The credentials set in the dummy profiles.yml use dbt's env_var function to read in environmment variables that you need to set in your repo using GitHub Secrets. These evironment variables are then injected into the virtual machine running the GitHub workflow like:

    # Set environment variables used throughout GitHub workflow
    env:
      DBT_PROFILES_DIR: /home/runner/work/${{ github.event.repository.name }}/${{ github.event.repository.name }}/ci_cd

      # SPECIFY database connection credentials as env vars below.
      # Env var values to be fetched from as GitHub Secrets.
      # HIGHLY recommended you use a unique set of connection credentials for this worklfow alone.

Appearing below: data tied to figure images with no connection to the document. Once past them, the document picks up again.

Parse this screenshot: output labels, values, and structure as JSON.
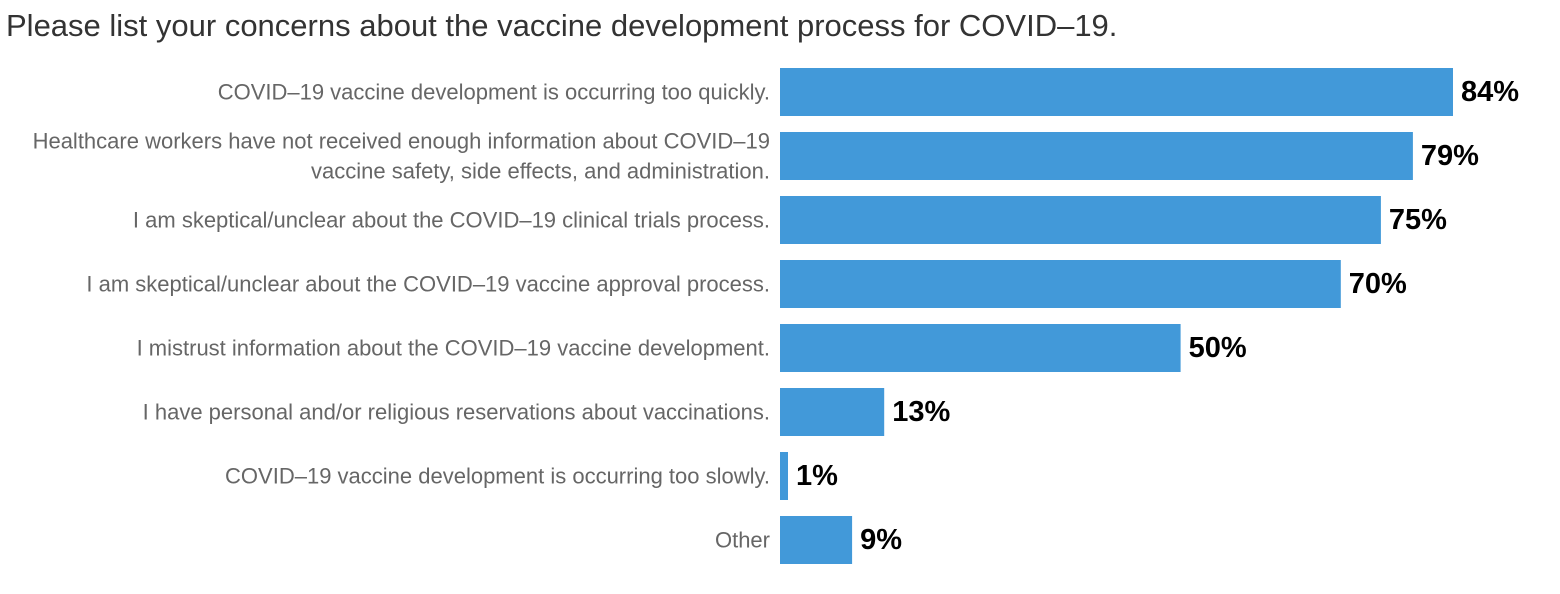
{
  "chart_data": {
    "type": "bar",
    "orientation": "horizontal",
    "title": "Please list your concerns about the vaccine development process for COVID–19.",
    "categories": [
      "COVID–19 vaccine development is occurring too quickly.",
      "Healthcare workers have not received enough information about COVID–19 vaccine safety, side effects, and administration.",
      "I am skeptical/unclear about the COVID–19 clinical trials process.",
      "I am skeptical/unclear about the COVID–19 vaccine approval process.",
      "I mistrust information about the COVID–19 vaccine development.",
      "I have personal and/or religious reservations about vaccinations.",
      "COVID–19 vaccine development is occurring too slowly.",
      "Other"
    ],
    "category_lines": [
      [
        "COVID–19 vaccine development is occurring too quickly."
      ],
      [
        "Healthcare workers have not received enough information about COVID–19",
        "vaccine safety, side effects, and administration."
      ],
      [
        "I am skeptical/unclear about the COVID–19 clinical trials process."
      ],
      [
        "I am skeptical/unclear about the COVID–19 vaccine approval process."
      ],
      [
        "I mistrust information about the COVID–19 vaccine development."
      ],
      [
        "I have personal and/or religious reservations about vaccinations."
      ],
      [
        "COVID–19 vaccine development is occurring too slowly."
      ],
      [
        "Other"
      ]
    ],
    "values": [
      84,
      79,
      75,
      70,
      50,
      13,
      1,
      9
    ],
    "value_labels": [
      "84%",
      "79%",
      "75%",
      "70%",
      "50%",
      "13%",
      "1%",
      "9%"
    ],
    "unit": "%",
    "xlim": [
      0,
      84
    ],
    "grid": false,
    "legend": "none",
    "bar_color": "#4299d9"
  }
}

      # IF USING REDSHIFT, workflow will use these in dummy profiles.yml (else, ignored)
      PROFILES_YML_HOST: ${{ secrets.PROFILES_YML_HOST }}
      PROFILES_YML_PORT: ${{ secrets.PROFILES_YML_PORT }}
      PROFILES_YML_USER: ${{ secrets.PROFILES_YML_USER }}
      PROFILES_YML_PASS: ${{ secrets.PROFILES_YML_PASS }}
      PROFILES_YML_DBNAME: ${{ secrets.PROFILES_YML_DBNAME }}
      PROFILES_YML_SCHEMA: ${{ secrets.PROFILES_YML_SCHEMA }}

The exact secrets you need to configure in your Github repo are listed below.

Snowflake:

  • PROFILES_YML_SNOWFLAKE_ACCOUNT
  • PROFILES_YML_SNOWFLAKE_USER
  • PROFILES_YML_SNOWFLAKE_PASSWORD
  • PROFILES_YML_SNOWFLAKE_ROLE
  • PROFILES_YML_SNOWFLAKE_DATABASE
  • PROFILES_YML_SNOWFLAKE_WAREHOUSE

Now that the DB credentials are set in the dummy profiles.yml, the when sqlfluff uses `templater = dbt, it can connect to the warehouse!

Connecting to warehouse via VPN

If your warehouse requires connections to be made via a VPN, you will need the following credentials (ask your IT team about creating these):

  • username (strongly recommend creating user just for this GitHub workflow)
  • password
  • vpn_config.ovpn

You will set these as credentials as GitHub Secrets, which are used in the workflow. In some setups you may not require the first two, in that case, you don't need to set them - and you should comment out the two lines setting them in the workflow yaml file.

  • OVPN_USERNAME
  • OVPN_PASSWORD
  • OVPN_CERT (the contents of your .ovpn file).

Now the workflow can connect to your warehouse, again, required when sqlfluff uses templater = dbt.

Support for other database types:

  • A similar approach for creating dummy profiles.yml for other databases (e.g., BigQuery, Presto, etc.) should be possible.
  • You will have to modify your dummy profiles.yml to match the format found in your local profiles.yml, typically found at ~/.dbt/profiles.yml. Or see the dbt docs for connection instructions for other database types.
  • Then set the connection credentials as environment variables in your sqlfluff_lint.yml.
  • Store the environment variables values as GitHub Secrets.